Today, when the Taliban group has re-seized power and resources the alarm bells are ringing in the conscience of every single Afghan successor of the development-oriented movement for education, freedom, human rights and democracy, and in the nearly one year, thousands of men and women must have stood up to fight the Taliban. The successors of freedom fighters and democrats are gradually lining up behind their ethnic and the Taliban group is embarking on a new round of destruction, murder, ethnic, and religious terrorism. The result of these factions is obvious. Many members of forward-looking groups, as well as educated, political and cultural figures who had fought alongside jihadist groups against each other, are still alive, and some of them have gained experience building institutions and using profitable projects. What have they achieve? Which group of those deceived human beings has been able to save their people, tribe, language, position and culture in these decades of prejudice and xenophobia?

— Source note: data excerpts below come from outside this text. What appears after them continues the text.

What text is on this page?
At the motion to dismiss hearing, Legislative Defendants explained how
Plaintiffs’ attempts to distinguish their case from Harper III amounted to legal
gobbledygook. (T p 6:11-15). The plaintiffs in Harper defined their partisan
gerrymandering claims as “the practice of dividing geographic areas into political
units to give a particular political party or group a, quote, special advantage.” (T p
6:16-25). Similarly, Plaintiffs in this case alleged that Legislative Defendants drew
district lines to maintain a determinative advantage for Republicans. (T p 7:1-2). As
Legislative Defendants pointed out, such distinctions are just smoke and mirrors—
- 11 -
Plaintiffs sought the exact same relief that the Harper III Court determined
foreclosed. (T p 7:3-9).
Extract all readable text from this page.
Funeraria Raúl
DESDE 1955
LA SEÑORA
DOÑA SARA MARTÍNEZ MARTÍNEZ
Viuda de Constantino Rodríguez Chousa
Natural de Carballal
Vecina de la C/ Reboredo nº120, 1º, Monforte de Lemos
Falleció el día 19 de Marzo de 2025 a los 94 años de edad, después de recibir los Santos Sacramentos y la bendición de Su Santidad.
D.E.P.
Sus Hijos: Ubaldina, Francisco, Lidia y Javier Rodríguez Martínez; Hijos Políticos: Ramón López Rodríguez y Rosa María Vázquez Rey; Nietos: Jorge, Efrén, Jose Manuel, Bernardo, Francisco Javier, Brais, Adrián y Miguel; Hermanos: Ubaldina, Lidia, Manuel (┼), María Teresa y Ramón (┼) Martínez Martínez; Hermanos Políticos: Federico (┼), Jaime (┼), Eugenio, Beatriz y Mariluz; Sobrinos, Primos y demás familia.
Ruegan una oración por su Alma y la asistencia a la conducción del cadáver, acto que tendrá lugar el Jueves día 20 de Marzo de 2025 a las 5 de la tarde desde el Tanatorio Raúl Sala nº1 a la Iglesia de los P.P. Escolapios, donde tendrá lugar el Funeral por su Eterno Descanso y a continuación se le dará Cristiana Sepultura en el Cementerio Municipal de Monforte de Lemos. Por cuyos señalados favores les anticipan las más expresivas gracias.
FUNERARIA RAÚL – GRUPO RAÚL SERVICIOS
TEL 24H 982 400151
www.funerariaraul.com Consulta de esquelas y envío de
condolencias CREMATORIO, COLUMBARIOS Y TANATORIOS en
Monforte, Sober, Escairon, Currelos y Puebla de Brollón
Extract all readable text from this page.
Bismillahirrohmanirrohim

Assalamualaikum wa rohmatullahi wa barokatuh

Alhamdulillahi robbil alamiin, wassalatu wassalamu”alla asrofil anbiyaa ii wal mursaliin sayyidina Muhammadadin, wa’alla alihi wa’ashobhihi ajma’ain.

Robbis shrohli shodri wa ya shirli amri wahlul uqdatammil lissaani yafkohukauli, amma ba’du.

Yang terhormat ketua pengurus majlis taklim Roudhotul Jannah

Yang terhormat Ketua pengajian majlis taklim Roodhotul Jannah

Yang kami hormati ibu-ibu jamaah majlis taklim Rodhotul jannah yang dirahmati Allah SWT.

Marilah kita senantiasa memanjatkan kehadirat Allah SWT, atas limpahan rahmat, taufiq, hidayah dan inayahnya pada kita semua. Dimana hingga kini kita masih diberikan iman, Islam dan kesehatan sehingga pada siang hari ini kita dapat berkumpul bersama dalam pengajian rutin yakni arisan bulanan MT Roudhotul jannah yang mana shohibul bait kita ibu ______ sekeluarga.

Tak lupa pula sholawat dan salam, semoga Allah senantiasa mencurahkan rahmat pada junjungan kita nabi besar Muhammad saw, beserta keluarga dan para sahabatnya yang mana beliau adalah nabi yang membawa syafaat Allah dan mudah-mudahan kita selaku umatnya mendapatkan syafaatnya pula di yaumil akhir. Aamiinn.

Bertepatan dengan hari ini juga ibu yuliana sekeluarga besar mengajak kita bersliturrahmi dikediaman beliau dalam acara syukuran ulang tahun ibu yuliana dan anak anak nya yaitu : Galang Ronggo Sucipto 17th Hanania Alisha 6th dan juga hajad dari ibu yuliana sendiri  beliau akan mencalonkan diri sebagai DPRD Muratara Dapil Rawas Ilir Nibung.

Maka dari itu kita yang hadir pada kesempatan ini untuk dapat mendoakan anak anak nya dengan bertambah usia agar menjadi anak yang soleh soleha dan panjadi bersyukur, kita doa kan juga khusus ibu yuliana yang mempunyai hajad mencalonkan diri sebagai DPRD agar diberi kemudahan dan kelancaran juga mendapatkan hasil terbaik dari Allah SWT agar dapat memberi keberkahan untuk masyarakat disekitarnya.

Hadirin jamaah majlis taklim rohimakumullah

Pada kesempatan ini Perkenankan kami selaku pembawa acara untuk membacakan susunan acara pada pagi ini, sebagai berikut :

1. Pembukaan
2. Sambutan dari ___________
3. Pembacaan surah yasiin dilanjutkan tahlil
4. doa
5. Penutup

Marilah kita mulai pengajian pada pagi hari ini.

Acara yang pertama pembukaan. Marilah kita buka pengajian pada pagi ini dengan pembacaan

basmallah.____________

The country’s development-oriented factions have been caught in the mire due to despair. They are no longer committed to progressive aspirations. They are humiliated and cannot look to new, hopeful perspectives. A force that loses hope is inevitably dissolved in its current state. Hope is the result of foresight. Hopeful human beings have the ability to see beyond the hedge. Therefore, they are trapped in everyday life and do not give in to Taliban and group rivalries. How can we give hope to the great body and perhaps millions of patriots who support the progress of light? How can tens of thousands of experts, intellectuals, writers, politicians and civil activists understand that the first principle of victory and resurrection is not to lose hope.